Su prólogo de 1972 a “El Antiedipo”, de Deleuze y Guattari, fue muy bien recibido por la militancia anarquista, antimarxista y antipartido. Allí satiriza (tomando bastante de la realidad) a los militantes comunistas, calificándolos de “tristes”, “burócratas de la revolución”, “funcionarios de la Verdad”. Y declara que el mayor enemigo de la humanidad es el fascismo. Pero no sólo el de Hitler y Mussolini, sino fundamentalmente el “fascista” que anida dentro de cada ser humano individual. Proclama entonces una “ética” para no volverse fascista, dirigida principalmente a quienes pretenden ser militantes revolucionarios: rechazar toda centralización, toda jerarquía, toda unidad totalizante, toda representación, y, más que nada, “no se enamore del poder”.
Con la caída del Muro de Berlín en 1989 y la posterior disolución de la Unión Soviética, al calor de esas revoluciones políticas antiburocráticas, las corrientes antipartido y movimientistas se fortalecieron. Foucault, fallecido en 1984, fue una creciente inspiración. Muchas de sus elaboraciones fueron tomadas por las corrientes que sostienen que cambió el capitalismo imperialista, que ya no va más la ubicación que en algún momento le dio Marx a la clase obrera (que habría desaparecido o cambiado totalmente su papel), que la tarea de la rebelión anticapitalista pasa por el desarrollo de los movimientos sociales (campesinos, indígenas, de genero, de trabajadores y desocupados, etcétera), sin jerarquías ni organizaciones políticas partidarias (que serían de por sí aparatos burocráticos y verticalistas), y sin la perspectiva de luchar por la toma del poder y la revolución socialista.

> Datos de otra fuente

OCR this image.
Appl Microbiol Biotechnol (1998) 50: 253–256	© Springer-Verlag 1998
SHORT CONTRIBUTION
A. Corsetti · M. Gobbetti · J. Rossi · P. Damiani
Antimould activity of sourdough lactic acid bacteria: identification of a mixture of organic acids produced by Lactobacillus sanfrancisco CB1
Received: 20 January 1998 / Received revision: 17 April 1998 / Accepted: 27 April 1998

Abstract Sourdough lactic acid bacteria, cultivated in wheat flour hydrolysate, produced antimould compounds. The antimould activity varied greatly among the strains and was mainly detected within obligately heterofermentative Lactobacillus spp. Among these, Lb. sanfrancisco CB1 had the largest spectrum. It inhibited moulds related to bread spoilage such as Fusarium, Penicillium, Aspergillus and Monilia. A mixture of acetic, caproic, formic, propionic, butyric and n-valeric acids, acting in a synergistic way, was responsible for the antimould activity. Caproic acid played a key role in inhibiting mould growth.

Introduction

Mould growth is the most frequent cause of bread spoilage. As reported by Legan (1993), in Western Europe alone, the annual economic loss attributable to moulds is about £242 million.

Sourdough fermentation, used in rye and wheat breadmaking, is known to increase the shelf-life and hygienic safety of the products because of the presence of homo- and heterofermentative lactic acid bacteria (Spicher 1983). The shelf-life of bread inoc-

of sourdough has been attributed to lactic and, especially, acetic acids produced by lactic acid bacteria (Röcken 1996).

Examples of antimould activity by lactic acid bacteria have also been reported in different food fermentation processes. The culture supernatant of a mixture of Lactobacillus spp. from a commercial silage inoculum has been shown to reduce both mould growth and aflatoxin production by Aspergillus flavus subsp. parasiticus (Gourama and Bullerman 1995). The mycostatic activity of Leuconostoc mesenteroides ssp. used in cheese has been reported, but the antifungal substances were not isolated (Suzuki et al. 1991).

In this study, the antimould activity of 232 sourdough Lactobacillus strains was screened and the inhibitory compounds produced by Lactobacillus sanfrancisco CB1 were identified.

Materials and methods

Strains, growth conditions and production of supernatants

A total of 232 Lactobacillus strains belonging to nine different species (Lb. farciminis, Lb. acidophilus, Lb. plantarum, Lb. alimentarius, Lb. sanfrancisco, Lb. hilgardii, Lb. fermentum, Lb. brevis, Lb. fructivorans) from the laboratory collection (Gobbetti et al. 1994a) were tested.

Uno de los referentes más conocidos de estas concepciones, surgido en 1994, es el Subcomandante Marcos, que encabezó el zapatismo y que hace años que se ha silenciado. En lo académico, podemos nombrar al inglés radicado en México, John Holloway. En la Argentina, tenemos como ejemplo los movimientos de desocupados que se fortalecieron luego del 2001 -los MTD- y muchas de las agrupaciones independientes que existen en las universidades de todo el país.

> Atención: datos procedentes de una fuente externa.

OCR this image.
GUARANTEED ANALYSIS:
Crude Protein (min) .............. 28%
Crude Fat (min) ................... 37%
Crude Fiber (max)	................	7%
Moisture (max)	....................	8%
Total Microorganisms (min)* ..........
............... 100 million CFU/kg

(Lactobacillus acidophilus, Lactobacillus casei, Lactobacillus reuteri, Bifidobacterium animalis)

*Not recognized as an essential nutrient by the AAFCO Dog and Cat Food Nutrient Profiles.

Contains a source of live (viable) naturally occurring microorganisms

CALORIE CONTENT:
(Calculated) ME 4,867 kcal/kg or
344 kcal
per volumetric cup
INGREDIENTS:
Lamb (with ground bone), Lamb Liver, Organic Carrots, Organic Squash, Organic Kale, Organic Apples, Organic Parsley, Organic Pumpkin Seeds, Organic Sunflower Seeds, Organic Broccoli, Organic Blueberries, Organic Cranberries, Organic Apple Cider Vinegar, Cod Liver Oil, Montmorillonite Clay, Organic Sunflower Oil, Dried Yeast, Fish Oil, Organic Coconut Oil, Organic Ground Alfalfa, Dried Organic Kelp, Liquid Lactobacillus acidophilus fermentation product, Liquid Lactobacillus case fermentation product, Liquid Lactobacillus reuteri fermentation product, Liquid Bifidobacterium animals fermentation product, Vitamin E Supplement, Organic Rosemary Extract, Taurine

Lo paradójico es que Foucault fue un rebelde, un luchador hasta que se murió, mientras que la amplia mayoría de los intelectuales argentinos “foucaultianos” son lo opuesto. Un caso relevante es Thomas Abraham, el más conocido de ellos, que apoya a la derecha de Mauricio Macri. Foucault tenía concepciones equivocadas, pero reconocemos su permanente solidaridad con las causas justas. Muchos de sus seguidores son incapaces siquiera de firmar una mínima solicitada contra una represión.

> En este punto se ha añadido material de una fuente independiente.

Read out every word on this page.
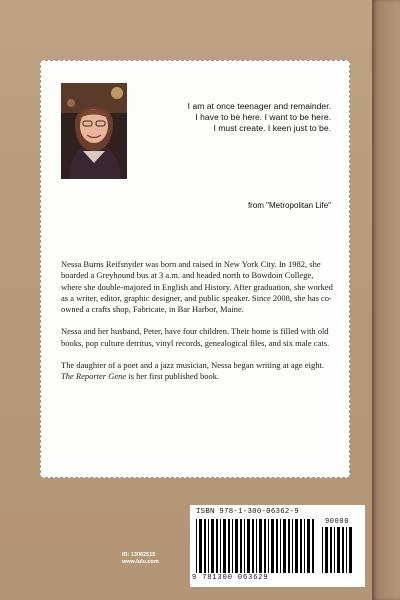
I am at once teenager and remainder.
I have to be here. I want to be here.
I must create. I keen just to be.
from "Metropolitan Life"

Nessa Burns Reifsnyder was born and raised in New York City. In 1982, she boarded a Greyhound bus at 3 a.m. and headed north to Bowdoin College, where she double-majored in English and History. After graduation, she worked as a writer, editor, graphic designer, and public speaker. Since 2008, she has co-owned a crafts shop, Fabricate, in Bar Harbor, Maine.

Nessa and her husband, Peter, have four children. Their home is filled with old books, pop culture detritus, vinyl records, genealogical files, and six male cats.

The daughter of a poet and a jazz musician, Nessa began writing at age eight. The Reporter Gene is her first published book.

ID: 13062515
www.lulu.com
ISBN 978-1-300-06362-9
90000
9 781300 063629
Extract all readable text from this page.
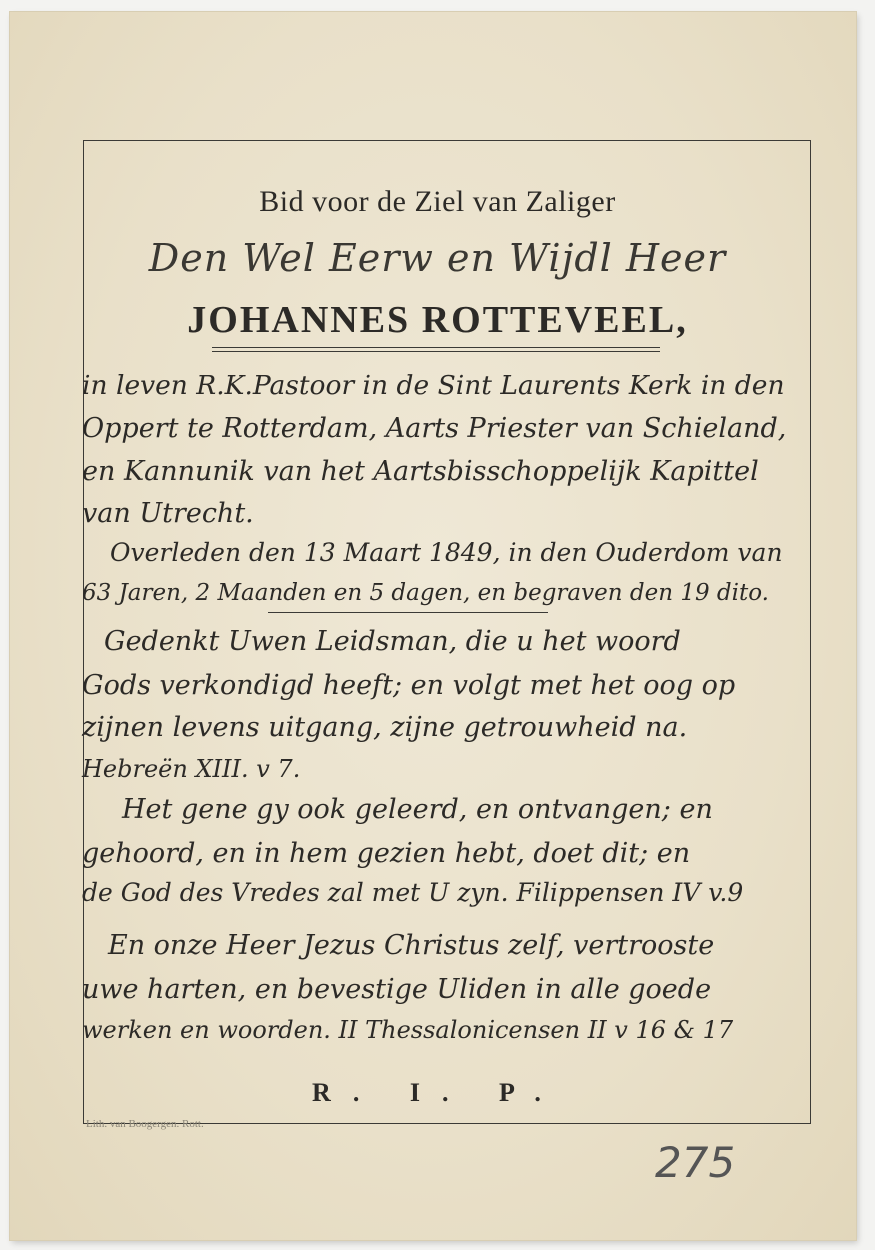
Bid voor de Ziel van Zaliger
Den Wel Eerw en Wijdl Heer
JOHANNES ROTTEVEEL,
in leven R.K.Pastoor in de Sint Laurents Kerk in den
Oppert te Rotterdam, Aarts Priester van Schieland,
en Kannunik van het Aartsbisschoppelijk Kapittel
van Utrecht.
Overleden den 13 Maart 1849, in den Ouderdom van
63 Jaren, 2 Maanden en 5 dagen, en begraven den 19 dito.
Gedenkt Uwen Leidsman, die u het woord
Gods verkondigd heeft; en volgt met het oog op
zijnen levens uitgang, zijne getrouwheid na.
Hebreën XIII. v 7.
Het gene gy ook geleerd, en ontvangen; en
gehoord, en in hem gezien hebt, doet dit; en
de God des Vredes zal met U zyn. Filippensen IV v.9
En onze Heer Jezus Christus zelf, vertrooste
uwe harten, en bevestige Uliden in alle goede
werken en woorden. II Thessalonicensen II v 16 & 17
R. I. P.
Lith. van Boogergen. Rott.
275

Por nuestra parte, sin desmerecer los aportes que este autor haya hecho en el estudio de las prisiones o de la sexualidad, consideramos que la realidad sigue confirmando al marxismo. Sigue mostrando la centralidad de la clase obrera. Que el poder es de clase, está en manos de la burguesía, y que de todos sus aparatos, el más importante es el Estado. Por último, estamos convencidos de que las monstruosidad del estalinismo fueron lo opuesto del pensamiento y el programa de Marx. Lamentablemente, aquel joven francés brillante e inquieto a comienzos de los años cincuenta no lo vio así.
(*) Véanse, por ejemplo, "Tras las huellas del materialismo histórico", Siglo XXI, 1986, de Perry Anderson, y "Contra el posmodernismo (una crítica marxista)", El Ancora, Bogotá, 1993, de Alex Callinicos.